Es gibt viele verschiedene Pilzarten, die darauf warten, Pflanzen zu befallen. Sie können Probleme an Wurzeln, Stängeln, Blättern und sogar Früchten verursachen. Von diesen Arten können mindestens vier Arten bei Papayas zu Umfallkrankheit führen. Die Umfallkrankheit bei Papaya-Sämlingen kann das Ende der Ernte bedeuten, da der Pilz schließlich den Stängel verfaulen lässt. Was verursacht die Umfallkrankheit bei Papayas und wie kann man sie verhindern? Im Folgenden finden Sie einige Fakten und Methoden, mit denen Sie das Risiko dieser häufigen Krankheit verringern können.
Was verursacht die Umfallkrankheit bei Papayas?
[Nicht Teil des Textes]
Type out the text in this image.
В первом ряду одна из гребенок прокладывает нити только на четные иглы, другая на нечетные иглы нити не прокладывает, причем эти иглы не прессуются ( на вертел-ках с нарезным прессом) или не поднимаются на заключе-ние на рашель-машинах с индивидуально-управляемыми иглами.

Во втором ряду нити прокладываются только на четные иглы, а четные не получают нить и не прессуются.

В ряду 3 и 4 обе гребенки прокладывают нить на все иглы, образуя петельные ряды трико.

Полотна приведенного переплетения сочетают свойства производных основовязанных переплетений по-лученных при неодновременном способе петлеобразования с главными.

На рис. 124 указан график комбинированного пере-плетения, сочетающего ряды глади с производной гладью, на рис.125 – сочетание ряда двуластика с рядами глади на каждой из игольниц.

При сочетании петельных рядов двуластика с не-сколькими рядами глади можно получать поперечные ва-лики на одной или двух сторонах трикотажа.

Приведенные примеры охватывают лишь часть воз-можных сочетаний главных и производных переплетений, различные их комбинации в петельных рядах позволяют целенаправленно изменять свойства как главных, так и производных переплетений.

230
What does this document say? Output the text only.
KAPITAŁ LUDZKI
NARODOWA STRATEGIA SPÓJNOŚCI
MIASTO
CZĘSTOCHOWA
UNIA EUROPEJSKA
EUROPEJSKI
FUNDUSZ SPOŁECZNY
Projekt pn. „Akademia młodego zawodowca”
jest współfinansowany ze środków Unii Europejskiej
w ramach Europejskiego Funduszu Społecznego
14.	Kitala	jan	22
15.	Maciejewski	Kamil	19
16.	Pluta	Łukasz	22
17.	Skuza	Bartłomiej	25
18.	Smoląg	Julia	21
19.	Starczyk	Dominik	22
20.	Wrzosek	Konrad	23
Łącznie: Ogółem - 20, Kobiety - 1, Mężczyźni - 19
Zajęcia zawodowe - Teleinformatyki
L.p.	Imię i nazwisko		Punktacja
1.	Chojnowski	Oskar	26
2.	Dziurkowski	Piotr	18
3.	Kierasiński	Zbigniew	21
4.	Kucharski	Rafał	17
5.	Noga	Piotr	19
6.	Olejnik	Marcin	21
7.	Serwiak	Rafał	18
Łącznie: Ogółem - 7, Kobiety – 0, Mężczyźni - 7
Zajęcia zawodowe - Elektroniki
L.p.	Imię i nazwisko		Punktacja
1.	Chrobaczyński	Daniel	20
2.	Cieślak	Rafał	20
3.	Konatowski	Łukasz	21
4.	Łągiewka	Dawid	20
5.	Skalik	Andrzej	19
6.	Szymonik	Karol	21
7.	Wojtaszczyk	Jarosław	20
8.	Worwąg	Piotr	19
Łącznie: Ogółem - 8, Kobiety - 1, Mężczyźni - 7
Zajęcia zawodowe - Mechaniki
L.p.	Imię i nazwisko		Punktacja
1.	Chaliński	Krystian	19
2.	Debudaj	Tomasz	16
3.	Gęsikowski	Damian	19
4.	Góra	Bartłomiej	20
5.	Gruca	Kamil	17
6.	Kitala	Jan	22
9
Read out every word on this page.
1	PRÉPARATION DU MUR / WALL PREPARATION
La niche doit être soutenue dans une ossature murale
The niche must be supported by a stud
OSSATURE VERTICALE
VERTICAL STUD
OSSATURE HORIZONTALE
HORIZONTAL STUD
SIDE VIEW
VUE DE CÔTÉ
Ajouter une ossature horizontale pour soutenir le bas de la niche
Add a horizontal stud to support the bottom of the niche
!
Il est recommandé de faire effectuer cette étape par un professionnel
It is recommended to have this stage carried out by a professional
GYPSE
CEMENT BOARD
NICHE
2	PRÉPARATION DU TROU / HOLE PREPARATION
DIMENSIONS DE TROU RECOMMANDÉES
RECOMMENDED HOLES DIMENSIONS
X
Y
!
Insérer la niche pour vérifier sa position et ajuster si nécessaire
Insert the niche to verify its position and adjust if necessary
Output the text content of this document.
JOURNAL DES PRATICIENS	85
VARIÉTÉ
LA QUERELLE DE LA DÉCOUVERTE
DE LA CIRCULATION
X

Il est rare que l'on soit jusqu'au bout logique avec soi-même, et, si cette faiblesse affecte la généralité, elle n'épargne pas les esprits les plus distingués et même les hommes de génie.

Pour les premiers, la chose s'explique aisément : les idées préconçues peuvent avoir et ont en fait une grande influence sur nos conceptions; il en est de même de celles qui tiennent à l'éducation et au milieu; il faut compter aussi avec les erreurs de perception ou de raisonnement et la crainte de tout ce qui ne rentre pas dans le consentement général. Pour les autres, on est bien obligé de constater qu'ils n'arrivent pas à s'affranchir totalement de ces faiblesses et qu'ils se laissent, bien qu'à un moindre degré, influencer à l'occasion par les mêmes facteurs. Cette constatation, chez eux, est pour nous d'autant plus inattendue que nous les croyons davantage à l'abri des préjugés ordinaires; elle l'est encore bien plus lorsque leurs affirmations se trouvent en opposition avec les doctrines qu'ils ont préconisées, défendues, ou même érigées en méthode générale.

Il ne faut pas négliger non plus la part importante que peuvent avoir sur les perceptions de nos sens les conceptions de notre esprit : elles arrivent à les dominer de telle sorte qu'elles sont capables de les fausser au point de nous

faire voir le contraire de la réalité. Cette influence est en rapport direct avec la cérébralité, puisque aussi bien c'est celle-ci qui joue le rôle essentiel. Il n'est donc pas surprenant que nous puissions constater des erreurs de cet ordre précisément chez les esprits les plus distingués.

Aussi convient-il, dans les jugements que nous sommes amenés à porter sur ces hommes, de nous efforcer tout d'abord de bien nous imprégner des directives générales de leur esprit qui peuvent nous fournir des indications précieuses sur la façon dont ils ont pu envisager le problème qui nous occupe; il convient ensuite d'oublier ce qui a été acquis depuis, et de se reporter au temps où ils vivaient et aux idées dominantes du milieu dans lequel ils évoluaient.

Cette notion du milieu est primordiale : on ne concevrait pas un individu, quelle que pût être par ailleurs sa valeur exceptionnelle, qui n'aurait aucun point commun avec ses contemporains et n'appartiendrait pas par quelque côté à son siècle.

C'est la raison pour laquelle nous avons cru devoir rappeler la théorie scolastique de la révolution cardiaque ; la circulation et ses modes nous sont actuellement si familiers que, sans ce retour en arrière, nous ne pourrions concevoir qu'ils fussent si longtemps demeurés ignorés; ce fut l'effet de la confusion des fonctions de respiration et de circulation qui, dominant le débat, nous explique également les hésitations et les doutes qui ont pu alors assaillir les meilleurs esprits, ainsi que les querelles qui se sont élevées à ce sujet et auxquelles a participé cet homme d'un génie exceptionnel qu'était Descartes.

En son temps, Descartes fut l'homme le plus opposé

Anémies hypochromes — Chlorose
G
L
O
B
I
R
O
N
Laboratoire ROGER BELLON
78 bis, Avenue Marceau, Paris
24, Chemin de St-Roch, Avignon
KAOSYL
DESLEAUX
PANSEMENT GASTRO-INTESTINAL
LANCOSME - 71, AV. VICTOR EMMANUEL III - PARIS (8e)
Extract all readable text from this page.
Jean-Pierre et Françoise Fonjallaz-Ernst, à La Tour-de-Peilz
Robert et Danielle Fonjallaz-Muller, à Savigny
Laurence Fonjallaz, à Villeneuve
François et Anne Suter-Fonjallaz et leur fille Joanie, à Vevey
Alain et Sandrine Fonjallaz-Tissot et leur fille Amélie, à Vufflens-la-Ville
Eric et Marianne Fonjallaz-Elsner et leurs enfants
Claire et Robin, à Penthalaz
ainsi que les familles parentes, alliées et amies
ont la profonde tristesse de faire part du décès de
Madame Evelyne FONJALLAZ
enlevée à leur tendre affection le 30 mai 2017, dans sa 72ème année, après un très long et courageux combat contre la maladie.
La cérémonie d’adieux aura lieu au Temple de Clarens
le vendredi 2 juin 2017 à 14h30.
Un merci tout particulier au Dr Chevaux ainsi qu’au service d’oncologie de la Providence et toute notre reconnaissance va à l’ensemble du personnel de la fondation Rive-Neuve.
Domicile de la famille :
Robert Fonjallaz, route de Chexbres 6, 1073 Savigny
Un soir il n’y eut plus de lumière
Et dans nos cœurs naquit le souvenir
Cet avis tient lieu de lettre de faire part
Die Keimlingsfäule bei Papaya gilt als schwerwiegende Krankheit bei hohen Temperaturen. Sehr junge Sämlinge sind am anfälligsten und werden mit zunehmendem Wachstum widerstandsfähiger. Der Pilz führt zum Zusammenbruch des Stammgewebes, wodurch die kleine Papayapflanze schließlich abstirbt. Es kann sowohl zu Keimlingsfäule vor als auch nach dem Keimen kommen. Im ersten Fall keimen die Samen nicht, im zweiten Fall sterben die jungen Pflanzen langsam ab. Für gesunde Sämlinge ist es wichtig, eine konsequente Behandlung gegen Papaya-Dämpfkrankheit durchzuführen. Sobald Sie die Ursache kennen, ist es einfacher zu lernen, wie Sie Papaya-Dämpfkrankheit von vornherein verhindern können. Wenn Sie bereits feststellen, dass Papaya-Sämlinge von Dämpfkrankheit befallen sind, ist es zu spät, um noch viel gegen die Krankheit zu unternehmen. Die Erreger können verschiedene Arten sein, die hohe Temperaturen und Luftfeuchtigkeit, übermäßige Bodenfeuchtigkeit, verdichteten Boden und zu viel Stickstoff benötigen. Die Pilze leben im Boden, können aber gelegentlich auch über kontaminierte Samen eingeschleppt werden. Bei warmen und feuchten Bedingungen und insbesondere bei dichter Bepflanzung verbreitet sich der Pilz schnell unter den jungen Pflanzen. Dies kann zu Ernteausfällen führen und muss vor der Pflanzung und durch gute Anbaumethoden verhindert werden.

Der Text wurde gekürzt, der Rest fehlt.